Paralelamente, iba fallando en las notas de verdad. En septiembre se hizo evidente que su año escolar estaba hipotecado. Encima sufrió la desgracia de perder a uno de sus hermanitos. El niño jugaba bajo el block donde vivía con sus papás y sus demás hermanos, cuando del cuarto piso otro niño tiró por la ventana un cenicero de metal, que le cayó en la cabeza. Fui al velorio. Subí hasta el cuarto piso. El Carolo me recibió con una sonrisa nerviosa. En el centro del living comedor la familia había instalado el cajoncito blanco rodeado de velas eléctricas. Le di la mano: la tenía húmeda, pero eso no era novedad: en él las manos húmedas y el sudor en el bozo representaban su sello personal.

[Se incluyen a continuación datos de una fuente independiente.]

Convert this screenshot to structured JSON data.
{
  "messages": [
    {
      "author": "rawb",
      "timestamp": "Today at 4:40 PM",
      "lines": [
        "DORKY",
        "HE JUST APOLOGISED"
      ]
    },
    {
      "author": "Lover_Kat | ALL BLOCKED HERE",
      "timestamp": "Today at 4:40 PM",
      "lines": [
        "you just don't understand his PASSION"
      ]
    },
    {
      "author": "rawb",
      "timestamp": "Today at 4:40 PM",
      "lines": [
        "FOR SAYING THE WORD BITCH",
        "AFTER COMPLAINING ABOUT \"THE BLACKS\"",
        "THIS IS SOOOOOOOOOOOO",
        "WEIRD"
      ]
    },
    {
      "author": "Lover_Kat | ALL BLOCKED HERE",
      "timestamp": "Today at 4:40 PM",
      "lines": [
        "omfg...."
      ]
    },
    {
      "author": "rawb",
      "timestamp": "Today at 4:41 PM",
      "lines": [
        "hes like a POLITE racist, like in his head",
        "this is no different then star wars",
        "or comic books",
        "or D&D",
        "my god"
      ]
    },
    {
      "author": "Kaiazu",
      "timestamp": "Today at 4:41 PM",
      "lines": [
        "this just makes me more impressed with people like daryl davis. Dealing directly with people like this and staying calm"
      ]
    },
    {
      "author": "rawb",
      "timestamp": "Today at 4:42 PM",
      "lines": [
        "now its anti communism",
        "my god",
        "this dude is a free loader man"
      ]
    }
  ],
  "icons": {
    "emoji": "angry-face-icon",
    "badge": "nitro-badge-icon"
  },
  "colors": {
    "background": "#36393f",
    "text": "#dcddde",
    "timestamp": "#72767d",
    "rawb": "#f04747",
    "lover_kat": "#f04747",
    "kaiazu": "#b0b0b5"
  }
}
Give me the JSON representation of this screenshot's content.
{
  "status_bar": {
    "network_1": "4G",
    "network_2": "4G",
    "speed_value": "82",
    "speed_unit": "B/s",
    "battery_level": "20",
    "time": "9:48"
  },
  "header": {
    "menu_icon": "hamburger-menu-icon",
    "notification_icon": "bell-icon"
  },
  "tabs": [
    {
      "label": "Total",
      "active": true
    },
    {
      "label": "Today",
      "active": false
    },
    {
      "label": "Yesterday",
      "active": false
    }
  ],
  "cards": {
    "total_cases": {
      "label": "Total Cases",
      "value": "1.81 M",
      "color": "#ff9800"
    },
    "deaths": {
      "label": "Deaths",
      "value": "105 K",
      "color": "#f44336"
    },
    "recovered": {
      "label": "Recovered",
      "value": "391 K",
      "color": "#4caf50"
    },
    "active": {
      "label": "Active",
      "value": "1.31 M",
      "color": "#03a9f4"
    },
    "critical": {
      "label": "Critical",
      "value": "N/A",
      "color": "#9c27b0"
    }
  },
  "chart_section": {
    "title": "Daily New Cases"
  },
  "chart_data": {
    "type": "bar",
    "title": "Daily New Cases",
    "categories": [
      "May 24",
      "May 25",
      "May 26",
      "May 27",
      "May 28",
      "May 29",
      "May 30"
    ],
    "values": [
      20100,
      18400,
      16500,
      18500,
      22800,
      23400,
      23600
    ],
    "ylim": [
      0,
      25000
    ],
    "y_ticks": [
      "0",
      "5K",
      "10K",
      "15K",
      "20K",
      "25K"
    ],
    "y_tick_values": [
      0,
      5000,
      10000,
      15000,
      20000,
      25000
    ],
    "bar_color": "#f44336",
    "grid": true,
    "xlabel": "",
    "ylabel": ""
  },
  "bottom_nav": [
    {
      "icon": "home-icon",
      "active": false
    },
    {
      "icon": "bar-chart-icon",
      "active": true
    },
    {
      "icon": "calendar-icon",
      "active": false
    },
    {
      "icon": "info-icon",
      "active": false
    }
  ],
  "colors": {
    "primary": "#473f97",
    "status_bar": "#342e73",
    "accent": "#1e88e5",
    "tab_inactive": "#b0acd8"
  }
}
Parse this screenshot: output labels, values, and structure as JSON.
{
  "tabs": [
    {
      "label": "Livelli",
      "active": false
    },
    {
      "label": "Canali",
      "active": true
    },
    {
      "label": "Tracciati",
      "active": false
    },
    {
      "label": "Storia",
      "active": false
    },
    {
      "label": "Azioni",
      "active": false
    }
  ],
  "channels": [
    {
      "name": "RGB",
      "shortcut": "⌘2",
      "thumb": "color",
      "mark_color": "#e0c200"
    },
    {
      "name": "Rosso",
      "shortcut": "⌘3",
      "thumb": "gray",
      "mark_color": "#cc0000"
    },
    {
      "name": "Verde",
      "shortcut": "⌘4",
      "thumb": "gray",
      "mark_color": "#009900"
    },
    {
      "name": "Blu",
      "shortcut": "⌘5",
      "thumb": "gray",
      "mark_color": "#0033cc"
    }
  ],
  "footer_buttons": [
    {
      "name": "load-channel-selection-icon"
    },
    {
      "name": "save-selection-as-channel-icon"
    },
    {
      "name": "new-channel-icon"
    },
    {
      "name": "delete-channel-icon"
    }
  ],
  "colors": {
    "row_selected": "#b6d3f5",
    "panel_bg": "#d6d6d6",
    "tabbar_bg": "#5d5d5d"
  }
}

Una racha de viento me devuelve a Laguna de Zapallar. Es la hora de volver. En la casita de la playa nos esperan Lina y Miguel Ángel. Caminamos con Patricia, confundidos entre la materia. Los pies se hunden en la arena caliente, el veraneante le ofrece su guata al sol, un golpe seco de pelotas de tenis choca contra unas paletas, los sufistas sortean pequeñas olas, los restaurantes ofrecen sus menús, las verdulerías tientan con sus frescuras; dulces de La Ligua se asoman en los quioscos. Nada de esto apela a la memoria. El momento rige al universo. El tiempo y sus bemoles han desaparecido en el quehacer gozoso del balneario enangostado por la playa y los primeros cerros de la Cordillera de la Costa.
En la pequeña terraza, Miguel Ángel destapa dos Escudos. Por la esquina de la calle de tierra pasa una Ford Ranger roja, flamante, recién comprada.